Pakistani authorities
have restored access to the social media website Twitter, hours after blocking
it for messages deemed "offensive to Islam". No clear reason was given for the ban, which
came into force shortly after Interior Minister Rehman Malik said there were no
plans to block Twitter. Correspondents say it appeared to stem from tweets
about a 2010 competition on Facebook to submit images of the Prophet Muhammad. Islam
forbids images of the prophet. The Pakistan Telecommunications Authority (PTA)

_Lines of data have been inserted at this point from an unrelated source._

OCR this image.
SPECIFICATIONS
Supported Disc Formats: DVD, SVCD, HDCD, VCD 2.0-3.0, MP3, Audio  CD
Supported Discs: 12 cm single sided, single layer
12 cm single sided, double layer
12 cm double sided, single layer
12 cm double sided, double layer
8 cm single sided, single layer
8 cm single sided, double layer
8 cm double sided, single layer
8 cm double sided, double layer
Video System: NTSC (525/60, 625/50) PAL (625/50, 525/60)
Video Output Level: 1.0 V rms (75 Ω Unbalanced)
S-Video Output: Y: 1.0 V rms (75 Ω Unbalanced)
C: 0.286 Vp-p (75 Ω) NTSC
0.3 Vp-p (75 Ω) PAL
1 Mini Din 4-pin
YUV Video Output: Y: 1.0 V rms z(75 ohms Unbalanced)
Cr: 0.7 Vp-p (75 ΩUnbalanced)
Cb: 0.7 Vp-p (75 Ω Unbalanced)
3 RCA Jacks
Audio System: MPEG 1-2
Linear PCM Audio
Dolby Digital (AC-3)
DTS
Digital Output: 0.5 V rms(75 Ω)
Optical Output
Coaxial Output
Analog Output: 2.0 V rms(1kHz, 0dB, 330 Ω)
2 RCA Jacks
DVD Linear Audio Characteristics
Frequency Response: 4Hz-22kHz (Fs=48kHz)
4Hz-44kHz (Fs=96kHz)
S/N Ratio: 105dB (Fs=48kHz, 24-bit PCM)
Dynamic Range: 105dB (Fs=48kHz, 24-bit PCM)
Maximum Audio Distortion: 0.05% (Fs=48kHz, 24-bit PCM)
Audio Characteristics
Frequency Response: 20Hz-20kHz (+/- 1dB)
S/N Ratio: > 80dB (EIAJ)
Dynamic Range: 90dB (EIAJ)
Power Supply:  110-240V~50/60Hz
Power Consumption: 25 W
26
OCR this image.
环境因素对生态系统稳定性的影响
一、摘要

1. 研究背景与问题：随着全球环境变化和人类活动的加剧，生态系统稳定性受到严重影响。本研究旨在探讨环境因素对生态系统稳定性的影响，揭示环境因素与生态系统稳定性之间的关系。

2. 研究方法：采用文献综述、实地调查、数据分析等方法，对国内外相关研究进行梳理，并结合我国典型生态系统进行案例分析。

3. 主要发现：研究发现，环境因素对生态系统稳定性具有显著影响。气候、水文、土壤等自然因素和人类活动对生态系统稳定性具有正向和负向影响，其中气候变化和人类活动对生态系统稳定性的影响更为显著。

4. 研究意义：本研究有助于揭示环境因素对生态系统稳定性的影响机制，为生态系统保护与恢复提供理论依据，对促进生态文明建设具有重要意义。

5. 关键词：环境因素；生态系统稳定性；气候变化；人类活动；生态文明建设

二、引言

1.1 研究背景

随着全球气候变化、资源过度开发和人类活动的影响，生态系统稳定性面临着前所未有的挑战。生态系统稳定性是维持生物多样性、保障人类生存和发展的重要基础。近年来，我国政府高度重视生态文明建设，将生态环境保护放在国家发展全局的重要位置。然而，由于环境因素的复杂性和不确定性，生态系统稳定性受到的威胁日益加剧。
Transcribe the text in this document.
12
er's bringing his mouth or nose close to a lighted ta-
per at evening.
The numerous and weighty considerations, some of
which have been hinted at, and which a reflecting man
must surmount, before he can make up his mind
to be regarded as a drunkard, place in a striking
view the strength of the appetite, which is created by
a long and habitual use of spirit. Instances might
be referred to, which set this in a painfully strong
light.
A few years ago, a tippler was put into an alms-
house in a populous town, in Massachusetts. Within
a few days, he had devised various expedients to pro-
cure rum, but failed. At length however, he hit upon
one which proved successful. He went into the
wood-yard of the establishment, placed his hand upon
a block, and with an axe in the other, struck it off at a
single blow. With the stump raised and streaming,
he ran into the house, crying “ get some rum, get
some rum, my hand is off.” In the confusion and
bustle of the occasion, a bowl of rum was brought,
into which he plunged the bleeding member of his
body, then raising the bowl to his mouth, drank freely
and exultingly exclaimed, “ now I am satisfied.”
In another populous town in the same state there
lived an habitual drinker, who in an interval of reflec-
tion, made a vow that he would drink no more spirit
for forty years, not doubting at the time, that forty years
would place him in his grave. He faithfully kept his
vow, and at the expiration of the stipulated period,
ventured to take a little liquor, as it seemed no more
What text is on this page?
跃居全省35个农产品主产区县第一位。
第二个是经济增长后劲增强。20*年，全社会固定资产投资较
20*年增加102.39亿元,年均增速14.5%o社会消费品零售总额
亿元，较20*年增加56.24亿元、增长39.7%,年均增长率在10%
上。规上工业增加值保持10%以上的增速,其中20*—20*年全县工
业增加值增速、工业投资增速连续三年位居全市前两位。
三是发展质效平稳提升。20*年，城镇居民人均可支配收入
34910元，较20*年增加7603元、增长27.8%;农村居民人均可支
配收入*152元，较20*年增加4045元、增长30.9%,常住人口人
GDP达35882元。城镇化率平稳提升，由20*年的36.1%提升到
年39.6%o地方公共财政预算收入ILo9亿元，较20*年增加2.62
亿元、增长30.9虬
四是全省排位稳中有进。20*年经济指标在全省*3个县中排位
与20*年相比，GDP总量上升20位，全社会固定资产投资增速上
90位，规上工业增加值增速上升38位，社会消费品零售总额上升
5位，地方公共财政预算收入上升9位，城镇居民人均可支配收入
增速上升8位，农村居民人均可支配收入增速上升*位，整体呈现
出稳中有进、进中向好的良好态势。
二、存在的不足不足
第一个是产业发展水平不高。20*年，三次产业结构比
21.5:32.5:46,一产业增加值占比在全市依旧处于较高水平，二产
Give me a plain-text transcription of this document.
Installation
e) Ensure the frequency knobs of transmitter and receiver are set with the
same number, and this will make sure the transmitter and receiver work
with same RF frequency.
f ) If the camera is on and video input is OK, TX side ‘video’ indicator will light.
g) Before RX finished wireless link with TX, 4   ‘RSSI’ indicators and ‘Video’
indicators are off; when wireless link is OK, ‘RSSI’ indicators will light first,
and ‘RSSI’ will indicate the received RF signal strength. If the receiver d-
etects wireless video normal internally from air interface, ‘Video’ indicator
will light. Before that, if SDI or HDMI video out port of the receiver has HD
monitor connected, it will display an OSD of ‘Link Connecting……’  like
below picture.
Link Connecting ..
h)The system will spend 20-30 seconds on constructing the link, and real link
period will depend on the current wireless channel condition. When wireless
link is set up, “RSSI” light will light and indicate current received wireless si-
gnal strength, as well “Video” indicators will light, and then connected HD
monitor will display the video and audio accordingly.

lifted the ban on Sunday, about eight hours after it came into force. No reason
was given for the about-turn.
'Futile'
The ministry of
information technology had talked of "blasphemous and inflammatory
content" on Twitter. On Saturday, PTA chairman Mohammed Yaseen told the
Associated Press (AP) on Saturday that Twitter was blocked after it refused to
remove the material. A few hours earlier, Mr. Malik had tweeted: "Dear all, I assure u that Twitter and
FB will continue in our country and it will not be blocked. Pl do not believe
in rumors," it said. US-based Human Rights Watch called the ban
"ill-advised, counterproductive and futile". Despite the ban, AP
reported that many people in Pakistan were still been able to access Twitter by
using software that disguises the user's location. In 2010, Pakistan blocked
access to about 1,000 websites because of the "Draw Prophet Muhammad
Day" competition on Facebook. That ban remained in place for about a
fortnight until Facebook blocked access to the controversial page in Pakistan. Over
the past year thousands of websites have been blocked without warning in
Pakistan. Pornographic sites have been targeted, as have sites that are
considered "anti-state". The BBC's World News channel was taken off
air from November 2011 until March 2012 after it broadcast something the
Pakistani establishment saw as objectionable. But while there may be those
worried about freedom of speech here, there have also been many who, in the
past, have raised their voice in support of such restrictions on the media and
internet, says the BBC's Aleem Maqbool in Islamabad.